The team behind the test say the results could help doctors to more accurately predict and diagnose Alzheimer's disease, or even figure out how healthy donated organs are. "We use birth year, or chronological age, to judge everything from insurance premiums to whether you get a medical procedure or not," one of the researchers, James Timmons from King's College London, told Steve Connor at The Independent. "Most people accept that all 60-year-olds are not the same, but there has been no reliable test for underlying biological age."

Research has shown that how long we've been on the planet isn't actually the best measure for how we are ageing in a biological sense. Back in July, a study investigated this by using specific markers to come up with a person's biological age, including blood pressure, organ function, metabolism, cholesterol levels, and cardiovascular fitness. By looking at these measurements over time, the researchers came up with a 'rate of ageing' for each participant.

As David Nield reported for us at the time, "The biological ages across the group of 38-year-olds varied from a youthful 28 to a creaky 61," with individuals who happened to age quickly being less physically able, showing cognitive decline and brain ageing, self-reporting worse health, and looking older, even before middle age. 

Timmons and his team used a different approach to come up with what they call "the first robust molecular 'signature' of biological age in humans". Basing the test on the stark differences they could see in people with mild cognitive impairment and healthy people, they took samples from 65-year-old volunteers and measured the levels of RNA in 150 key genes. 

According to BBC news, these 150 genes were whittled down by first comparing 54,000 markers of gene activity in healthy, but not super-active, 25- and 65-year-olds. 

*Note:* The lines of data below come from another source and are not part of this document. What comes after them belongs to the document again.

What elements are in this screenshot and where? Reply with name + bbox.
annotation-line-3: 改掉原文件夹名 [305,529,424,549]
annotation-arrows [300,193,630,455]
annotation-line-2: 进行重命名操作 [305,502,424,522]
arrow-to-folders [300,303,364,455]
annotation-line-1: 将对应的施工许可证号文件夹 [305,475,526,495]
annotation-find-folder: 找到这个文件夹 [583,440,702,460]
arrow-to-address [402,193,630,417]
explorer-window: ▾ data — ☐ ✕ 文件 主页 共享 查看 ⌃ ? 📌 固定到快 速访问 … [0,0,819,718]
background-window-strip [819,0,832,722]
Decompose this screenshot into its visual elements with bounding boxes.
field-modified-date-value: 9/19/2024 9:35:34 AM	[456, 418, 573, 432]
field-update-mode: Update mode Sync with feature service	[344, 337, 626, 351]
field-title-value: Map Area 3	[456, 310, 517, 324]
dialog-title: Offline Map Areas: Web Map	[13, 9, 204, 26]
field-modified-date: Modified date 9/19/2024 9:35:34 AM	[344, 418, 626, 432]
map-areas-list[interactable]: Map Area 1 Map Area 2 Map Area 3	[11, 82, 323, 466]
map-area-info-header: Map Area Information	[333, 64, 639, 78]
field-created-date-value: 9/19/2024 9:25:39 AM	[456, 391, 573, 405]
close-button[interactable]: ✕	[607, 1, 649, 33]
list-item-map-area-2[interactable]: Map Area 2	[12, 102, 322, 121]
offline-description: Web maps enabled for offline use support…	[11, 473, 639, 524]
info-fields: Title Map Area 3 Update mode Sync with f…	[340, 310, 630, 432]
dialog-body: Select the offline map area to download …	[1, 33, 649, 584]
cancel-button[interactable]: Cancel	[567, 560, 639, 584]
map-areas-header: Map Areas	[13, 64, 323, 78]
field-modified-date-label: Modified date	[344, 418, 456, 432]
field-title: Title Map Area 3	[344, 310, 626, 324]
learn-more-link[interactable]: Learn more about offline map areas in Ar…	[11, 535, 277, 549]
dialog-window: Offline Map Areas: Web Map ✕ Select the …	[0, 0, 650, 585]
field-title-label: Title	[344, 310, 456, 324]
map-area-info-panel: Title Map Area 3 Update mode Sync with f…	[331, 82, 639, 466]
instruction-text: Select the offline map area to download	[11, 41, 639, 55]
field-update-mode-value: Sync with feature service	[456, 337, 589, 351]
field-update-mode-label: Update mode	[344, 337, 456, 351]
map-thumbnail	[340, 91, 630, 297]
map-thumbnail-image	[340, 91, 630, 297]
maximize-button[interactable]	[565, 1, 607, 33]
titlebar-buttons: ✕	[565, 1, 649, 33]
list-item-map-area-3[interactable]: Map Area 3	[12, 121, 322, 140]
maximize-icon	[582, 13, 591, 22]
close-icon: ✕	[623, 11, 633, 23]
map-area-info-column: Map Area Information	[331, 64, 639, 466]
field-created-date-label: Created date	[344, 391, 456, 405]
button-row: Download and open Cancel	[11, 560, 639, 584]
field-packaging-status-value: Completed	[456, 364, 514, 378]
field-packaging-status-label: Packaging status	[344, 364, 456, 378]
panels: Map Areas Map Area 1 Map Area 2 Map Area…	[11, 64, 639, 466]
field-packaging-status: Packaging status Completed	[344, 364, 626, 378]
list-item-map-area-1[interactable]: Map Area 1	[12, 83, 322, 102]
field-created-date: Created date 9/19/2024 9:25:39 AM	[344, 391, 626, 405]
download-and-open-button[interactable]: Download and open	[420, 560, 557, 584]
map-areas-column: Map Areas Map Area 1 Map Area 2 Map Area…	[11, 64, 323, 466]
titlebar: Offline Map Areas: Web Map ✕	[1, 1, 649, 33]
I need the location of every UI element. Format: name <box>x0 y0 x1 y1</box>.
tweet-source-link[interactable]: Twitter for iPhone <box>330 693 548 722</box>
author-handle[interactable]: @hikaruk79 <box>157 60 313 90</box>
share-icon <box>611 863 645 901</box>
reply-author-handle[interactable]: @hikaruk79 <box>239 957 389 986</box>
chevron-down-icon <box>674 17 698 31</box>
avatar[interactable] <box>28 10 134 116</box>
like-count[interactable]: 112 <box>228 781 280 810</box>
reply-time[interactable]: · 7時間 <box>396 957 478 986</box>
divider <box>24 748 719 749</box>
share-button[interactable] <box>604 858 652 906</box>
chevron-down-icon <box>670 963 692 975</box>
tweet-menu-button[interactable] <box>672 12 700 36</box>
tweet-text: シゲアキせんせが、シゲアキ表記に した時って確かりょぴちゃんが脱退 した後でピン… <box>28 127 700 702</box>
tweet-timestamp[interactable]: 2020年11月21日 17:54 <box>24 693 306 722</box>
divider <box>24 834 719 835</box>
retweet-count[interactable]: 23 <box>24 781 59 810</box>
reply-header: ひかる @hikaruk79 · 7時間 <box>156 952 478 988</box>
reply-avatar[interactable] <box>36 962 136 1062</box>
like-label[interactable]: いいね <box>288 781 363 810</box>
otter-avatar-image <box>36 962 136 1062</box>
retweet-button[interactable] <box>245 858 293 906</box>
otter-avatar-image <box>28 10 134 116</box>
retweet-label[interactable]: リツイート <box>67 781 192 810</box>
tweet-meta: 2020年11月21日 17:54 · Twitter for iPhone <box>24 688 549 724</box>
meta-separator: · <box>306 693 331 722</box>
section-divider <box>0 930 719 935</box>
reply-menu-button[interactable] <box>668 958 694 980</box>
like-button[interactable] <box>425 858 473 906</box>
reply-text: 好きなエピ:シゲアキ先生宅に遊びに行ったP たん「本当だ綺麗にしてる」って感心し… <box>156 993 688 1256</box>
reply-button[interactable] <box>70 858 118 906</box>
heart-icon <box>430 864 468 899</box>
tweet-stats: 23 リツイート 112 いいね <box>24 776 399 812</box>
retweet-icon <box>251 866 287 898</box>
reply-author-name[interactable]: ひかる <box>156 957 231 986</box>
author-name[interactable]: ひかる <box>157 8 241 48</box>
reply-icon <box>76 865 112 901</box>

"There's a healthy ageing signature that's common to all our tissues, and it appears to be prognostic for a number of things including longevity and cognitive decline," Timmons told the BBC. "It looks like from the age of 40 onwards you can use this to give guidance on how well an individual is ageing."

They repeated the process working with 70-year-old volunteers and correlated what they found to over two decades of their volunteers' health records. Publishing the results in Genome Biology, they report that a higher level of gene activity, measured through RNA, was linked to better kidney and cognitive function over a 12-year period. 

Practical applications for this test lie in how measurements of gene activity were the same in both the brain and blood of people with Alzheimer's disease, which means a simple blood test rather than a test that probes brain activity could give doctors an accurate picture of what's going on.

"This is the first blood test of its kind and has shown that the same set of molecules are regulated in both the blood and the brain regions associated with dementia, and it can help contribute to a dementia diagnosis," Timmons told The Independent. 

The researchers also plan to use the test on organ transplants in the UK to see if it can identify biologically 'young' and healthy organs from people who are chronologically old.

Of course, the obvious ethical problem with having another marker for a person's age is what insurance companies will end up doing with that information if they ever get a hold of it, but at this stage, it seems that knowing that much about ourselves only helps us to better understand what health risks we could be facing as we hit middle age and beyond.